US employers added a surprisingly strong 256,000 jobs in December, dimming hopes that the Federal Reserve will cut interest rates anytime soon — which sparked a sell-off on Wall Street.

The blowout number from the US Bureau of Labor Statistics — a massive jump from the month before that economists took as a sign the job market is recovering from a mid-2024 stumble — pushed back traders’ bets for the central bank to cut rates to September versus a previous consensus of June or July, according to Bloomberg.

The jobs number blew past expectations for an additional 153,000 jobs, according to FactSet. The unemployment rate ticked down to 4.1% from 4.2% — also beating economists’ expectations for it to remain steady.

Stocks slid after the jobs report, with the Dow plunging nearly 700 points, or 1.6% to 41,938.45 and the S&P 500 down 1.5%. Meanwhile, the 10-year Treasury yield ticked up — rising 0.1 percentage points this week.

Hiring sign.
US employers added more jobs than expected in December as the labor market bounced back from strikes and major hurricanes.

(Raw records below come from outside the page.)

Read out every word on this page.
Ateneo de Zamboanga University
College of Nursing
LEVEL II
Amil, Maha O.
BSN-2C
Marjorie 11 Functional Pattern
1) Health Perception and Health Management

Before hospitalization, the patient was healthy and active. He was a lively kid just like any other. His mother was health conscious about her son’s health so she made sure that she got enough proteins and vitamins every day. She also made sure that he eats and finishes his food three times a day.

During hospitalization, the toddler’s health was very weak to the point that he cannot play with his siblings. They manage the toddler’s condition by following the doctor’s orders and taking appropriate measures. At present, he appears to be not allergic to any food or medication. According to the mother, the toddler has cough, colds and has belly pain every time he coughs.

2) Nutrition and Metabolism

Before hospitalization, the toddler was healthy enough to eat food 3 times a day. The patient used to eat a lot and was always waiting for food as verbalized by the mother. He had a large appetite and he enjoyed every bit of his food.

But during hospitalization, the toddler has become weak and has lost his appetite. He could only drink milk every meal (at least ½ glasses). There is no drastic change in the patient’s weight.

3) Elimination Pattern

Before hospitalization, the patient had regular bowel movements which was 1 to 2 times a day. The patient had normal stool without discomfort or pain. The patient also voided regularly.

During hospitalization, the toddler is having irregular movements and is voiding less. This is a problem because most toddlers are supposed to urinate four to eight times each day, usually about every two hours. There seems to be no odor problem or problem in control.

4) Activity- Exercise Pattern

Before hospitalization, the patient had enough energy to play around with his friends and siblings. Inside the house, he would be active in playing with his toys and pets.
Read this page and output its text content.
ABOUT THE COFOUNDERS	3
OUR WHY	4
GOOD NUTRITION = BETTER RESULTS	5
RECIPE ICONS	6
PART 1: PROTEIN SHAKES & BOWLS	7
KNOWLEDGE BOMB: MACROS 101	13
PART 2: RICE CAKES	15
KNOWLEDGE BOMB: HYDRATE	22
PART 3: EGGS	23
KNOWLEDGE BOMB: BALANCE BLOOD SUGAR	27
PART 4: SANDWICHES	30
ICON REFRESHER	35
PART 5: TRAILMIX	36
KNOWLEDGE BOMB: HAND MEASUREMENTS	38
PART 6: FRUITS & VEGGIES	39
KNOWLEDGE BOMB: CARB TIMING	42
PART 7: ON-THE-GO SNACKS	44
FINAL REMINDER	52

“Friday’s jobs report showed that hiring ended 2024 very robustly, which is supportive of the higher for longer narrative on interest rates, since the labor market is not being negatively affected by nearly three years of elevated interest rates,” Paul Stanley, chief investment officer at Granite Bay Wealth Management, said in a note.

On the positive side for investors, average hourly earnings on nonfarm payrolls grew 10 cents, or 0.3%, to $35.69 — slower than the month-earlier increase . That supports the Fed’s thesis that the labor market isn’t a major cause of inflation.

The question became a hot topic last year as data showed that the job market is being propped up by immigration. Bill Adams, chief economist at Comerica Bank, said he expects the government data underestimated the number of new immigrants – which will lead to a higher revision of the unemployment rate. 

“These workers have a harder time finding work than immigrants who have been in the US longer or native-born Americans, and are also younger and more likely to be looking for work than the rest of the population,” Adams said in a note.

Fed officials have hinted that they are looking to press pause on their rate cut campaign.

If unemployed immigrants were largely undercounted by government data, the demand for labor might be a lot weaker than what the current unemployment rate indicates, Alexander Bick, economic policy advisor at the Federal Reserve Bank of St. Louis, said in a blog post last week.

However, from a statistical standpoint, recent immigration would still have a minimal effect on the unemployment rate, he added.

“This is largely because the share of recent immigrants in both the population and labor force remains small, even with the recent surge,” he said.

The Bureau of Labor Statistics updates its assumptions on immigration annually, and will announce revisions in February when it releases the January jobs report.

In 2024, about three-quarters of hiring occurred in healthcare and social assistance, leisure and hospitality, and government. In December, however, signs of strength showed in retail, professional and business services, information and finance.

The number of people unemployed for 27 weeks or more was little changed at 1.6 million, though this measure is up by 278,000 from a year earlier.

The retail sector added 43,000 jobs in December as employers hired seasonal staff to handle the holiday shopping surge.